The Wayuu people, popularly known as the Guajiras, are native to the desert Guajira peninsula which protrudes into the Caribbean Sea between Colombia and Venezuela, which divide the region.

Wayuu in traditional dress.
The region has a history of contraband and lawlessness, and the Wayuu themselves share that reputation. Historically, pirates, explorers, slave traders, guerrillas and paramilitaries, smugglers of drugs, weapons and gasoline have all criss-crossed the region. And the Wayuu themselves divide themselves into clans, each with its own symbology, which sometimes fight each other.

Symbolic gifts of bead collars are often used to make peace.
It's fortunate, then, that the Wayuu also have traditional peacemakers, called putchipu'u, who work as intermediaries to make peace agreements, often thru the use of symbolic gifts such as bead collars. An exhibition now on in the basement gallery of the Museo de Oro in La Candelaria describes the practice (with English-language texts) as well as Wayuu culture in general. Peacemaking amongst the Wayuu can be particularly challenging, because by tradition they demand payment, usually in livestock, for any blood let - even when the cause was accidental.

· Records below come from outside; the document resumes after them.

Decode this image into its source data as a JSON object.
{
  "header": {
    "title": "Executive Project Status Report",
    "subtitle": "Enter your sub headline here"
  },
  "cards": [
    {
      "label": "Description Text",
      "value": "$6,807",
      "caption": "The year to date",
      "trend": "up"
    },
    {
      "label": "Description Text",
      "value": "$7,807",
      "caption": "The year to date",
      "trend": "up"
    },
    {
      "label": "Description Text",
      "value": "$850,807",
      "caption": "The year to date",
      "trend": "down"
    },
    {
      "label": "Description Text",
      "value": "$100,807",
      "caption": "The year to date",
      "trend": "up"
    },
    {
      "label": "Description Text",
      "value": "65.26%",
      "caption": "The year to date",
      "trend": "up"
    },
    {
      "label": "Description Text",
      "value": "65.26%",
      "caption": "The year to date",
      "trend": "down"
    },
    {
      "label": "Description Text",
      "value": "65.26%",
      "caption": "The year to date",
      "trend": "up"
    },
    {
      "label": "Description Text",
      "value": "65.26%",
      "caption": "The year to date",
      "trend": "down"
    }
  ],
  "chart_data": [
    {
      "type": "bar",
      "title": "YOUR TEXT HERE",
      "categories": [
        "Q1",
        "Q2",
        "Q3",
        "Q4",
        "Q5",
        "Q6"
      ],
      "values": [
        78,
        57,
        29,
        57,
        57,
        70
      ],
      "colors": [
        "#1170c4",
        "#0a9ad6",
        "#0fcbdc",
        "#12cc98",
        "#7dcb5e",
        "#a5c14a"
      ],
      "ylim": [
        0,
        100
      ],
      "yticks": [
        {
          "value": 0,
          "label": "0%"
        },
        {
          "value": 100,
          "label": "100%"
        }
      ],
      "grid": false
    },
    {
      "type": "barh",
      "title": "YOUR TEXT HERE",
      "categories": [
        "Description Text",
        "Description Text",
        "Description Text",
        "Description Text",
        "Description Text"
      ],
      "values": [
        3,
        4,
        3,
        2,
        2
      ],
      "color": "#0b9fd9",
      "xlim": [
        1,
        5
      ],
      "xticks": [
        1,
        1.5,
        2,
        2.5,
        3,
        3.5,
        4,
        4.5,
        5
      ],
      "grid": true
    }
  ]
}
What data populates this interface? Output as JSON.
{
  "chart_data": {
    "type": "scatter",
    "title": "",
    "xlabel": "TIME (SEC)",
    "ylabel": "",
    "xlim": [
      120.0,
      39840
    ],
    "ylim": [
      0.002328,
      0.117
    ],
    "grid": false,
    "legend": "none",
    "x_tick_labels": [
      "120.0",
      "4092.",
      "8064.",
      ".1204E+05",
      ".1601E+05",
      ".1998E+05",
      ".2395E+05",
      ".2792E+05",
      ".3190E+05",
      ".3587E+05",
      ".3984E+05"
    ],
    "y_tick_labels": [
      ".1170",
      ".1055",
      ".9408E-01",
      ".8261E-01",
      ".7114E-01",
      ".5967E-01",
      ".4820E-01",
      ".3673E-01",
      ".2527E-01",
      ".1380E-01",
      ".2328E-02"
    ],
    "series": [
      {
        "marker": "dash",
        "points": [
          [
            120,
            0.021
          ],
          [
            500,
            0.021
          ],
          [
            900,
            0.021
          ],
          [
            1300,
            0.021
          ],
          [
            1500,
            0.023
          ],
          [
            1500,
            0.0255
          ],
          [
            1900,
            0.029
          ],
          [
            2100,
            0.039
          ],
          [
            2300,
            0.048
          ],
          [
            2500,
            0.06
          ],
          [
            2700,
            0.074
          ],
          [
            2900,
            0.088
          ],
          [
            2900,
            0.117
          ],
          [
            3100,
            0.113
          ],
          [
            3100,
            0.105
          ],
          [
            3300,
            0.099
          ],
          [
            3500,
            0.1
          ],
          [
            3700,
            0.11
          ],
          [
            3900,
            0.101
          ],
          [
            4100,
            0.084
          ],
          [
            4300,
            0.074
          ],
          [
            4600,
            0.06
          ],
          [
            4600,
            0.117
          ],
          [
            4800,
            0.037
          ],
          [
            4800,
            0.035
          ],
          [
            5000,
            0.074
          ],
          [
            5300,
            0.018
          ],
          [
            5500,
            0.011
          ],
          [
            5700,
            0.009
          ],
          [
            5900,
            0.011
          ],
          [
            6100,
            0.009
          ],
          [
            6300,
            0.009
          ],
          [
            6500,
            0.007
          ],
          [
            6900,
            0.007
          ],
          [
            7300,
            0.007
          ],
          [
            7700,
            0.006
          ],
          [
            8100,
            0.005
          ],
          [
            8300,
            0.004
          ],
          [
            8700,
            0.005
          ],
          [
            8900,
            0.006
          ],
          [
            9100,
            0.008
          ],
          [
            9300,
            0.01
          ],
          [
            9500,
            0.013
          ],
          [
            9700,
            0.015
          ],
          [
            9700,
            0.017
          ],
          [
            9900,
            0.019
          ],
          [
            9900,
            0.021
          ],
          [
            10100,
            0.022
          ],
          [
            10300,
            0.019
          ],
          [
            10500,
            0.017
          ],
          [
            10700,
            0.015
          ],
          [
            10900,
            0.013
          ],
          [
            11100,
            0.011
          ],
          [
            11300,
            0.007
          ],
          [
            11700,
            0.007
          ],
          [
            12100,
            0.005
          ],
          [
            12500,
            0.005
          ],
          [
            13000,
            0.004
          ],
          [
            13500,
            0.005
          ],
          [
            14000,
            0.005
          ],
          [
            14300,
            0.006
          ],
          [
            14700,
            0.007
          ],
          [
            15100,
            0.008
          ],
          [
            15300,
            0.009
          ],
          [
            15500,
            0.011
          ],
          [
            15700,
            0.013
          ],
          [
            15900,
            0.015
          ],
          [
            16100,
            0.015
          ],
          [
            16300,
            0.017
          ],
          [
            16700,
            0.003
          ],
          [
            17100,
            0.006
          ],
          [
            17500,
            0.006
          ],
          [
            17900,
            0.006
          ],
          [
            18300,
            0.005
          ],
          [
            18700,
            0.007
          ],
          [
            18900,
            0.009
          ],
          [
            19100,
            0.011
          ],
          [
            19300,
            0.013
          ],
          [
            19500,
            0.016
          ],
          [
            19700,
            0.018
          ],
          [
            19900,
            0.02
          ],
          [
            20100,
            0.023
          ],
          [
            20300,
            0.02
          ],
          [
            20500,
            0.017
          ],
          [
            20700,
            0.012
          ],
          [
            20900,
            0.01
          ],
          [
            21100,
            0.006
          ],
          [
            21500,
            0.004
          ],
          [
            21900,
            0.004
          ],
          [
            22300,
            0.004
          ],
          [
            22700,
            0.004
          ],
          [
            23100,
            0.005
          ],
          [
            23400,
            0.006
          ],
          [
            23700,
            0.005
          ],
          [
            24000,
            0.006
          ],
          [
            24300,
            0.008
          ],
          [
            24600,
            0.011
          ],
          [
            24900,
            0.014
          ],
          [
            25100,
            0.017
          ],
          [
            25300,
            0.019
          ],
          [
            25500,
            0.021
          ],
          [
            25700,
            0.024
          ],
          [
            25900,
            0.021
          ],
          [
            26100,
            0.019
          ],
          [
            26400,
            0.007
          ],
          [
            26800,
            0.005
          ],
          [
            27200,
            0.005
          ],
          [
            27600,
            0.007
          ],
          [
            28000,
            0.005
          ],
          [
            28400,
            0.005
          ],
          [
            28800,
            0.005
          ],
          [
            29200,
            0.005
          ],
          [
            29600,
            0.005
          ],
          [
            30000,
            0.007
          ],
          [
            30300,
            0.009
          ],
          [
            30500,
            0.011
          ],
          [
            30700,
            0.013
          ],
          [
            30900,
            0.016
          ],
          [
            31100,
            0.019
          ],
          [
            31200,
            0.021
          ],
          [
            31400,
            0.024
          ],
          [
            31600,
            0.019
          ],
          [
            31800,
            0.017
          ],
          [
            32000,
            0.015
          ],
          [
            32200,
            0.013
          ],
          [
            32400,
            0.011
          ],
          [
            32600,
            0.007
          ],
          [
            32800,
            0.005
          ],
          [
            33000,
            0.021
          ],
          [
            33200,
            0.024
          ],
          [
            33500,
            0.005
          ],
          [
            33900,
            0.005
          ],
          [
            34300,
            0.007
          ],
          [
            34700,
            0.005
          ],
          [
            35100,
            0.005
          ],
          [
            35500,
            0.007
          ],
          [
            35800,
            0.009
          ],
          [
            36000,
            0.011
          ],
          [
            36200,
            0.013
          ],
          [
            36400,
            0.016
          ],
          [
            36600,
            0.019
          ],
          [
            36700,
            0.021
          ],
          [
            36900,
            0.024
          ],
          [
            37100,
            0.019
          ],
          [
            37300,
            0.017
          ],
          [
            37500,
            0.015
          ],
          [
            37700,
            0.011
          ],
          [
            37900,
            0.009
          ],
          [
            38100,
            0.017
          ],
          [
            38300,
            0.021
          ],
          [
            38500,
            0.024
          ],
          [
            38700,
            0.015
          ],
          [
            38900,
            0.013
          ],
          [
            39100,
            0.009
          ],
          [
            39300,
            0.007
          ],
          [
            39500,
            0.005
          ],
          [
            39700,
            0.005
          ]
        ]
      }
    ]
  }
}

The exhibition also touches on other, sometimes contradictory aspects of Wayuu culture. For example, theirs is a matrilineal society, in which relations are traced thru the uterus (that's the real terminology). However, in Wayuu tradition young men are also expected to pay a bride price, usually in livestock, to the woman's family before marriage. Many women interpret this as being purchased.

Yet, from what I've seen of Wayuu culture it is the women who seem to dominate.

The Wayuu are one of the indigenous peoples who have prospered most in western society, sometimes becoming wealthy traders (and smugglers), but have also preserved many of their traditions.

If the ongoing peace negotiations between the Colombian government and leftist guerrilla groups derail, they could do worse than call in a putchipu'u to put things back on track.

Wayuu elders.

Traditional Wayuu bags, and a desert scene.
An intricately carved bird on a walking stick representing authority.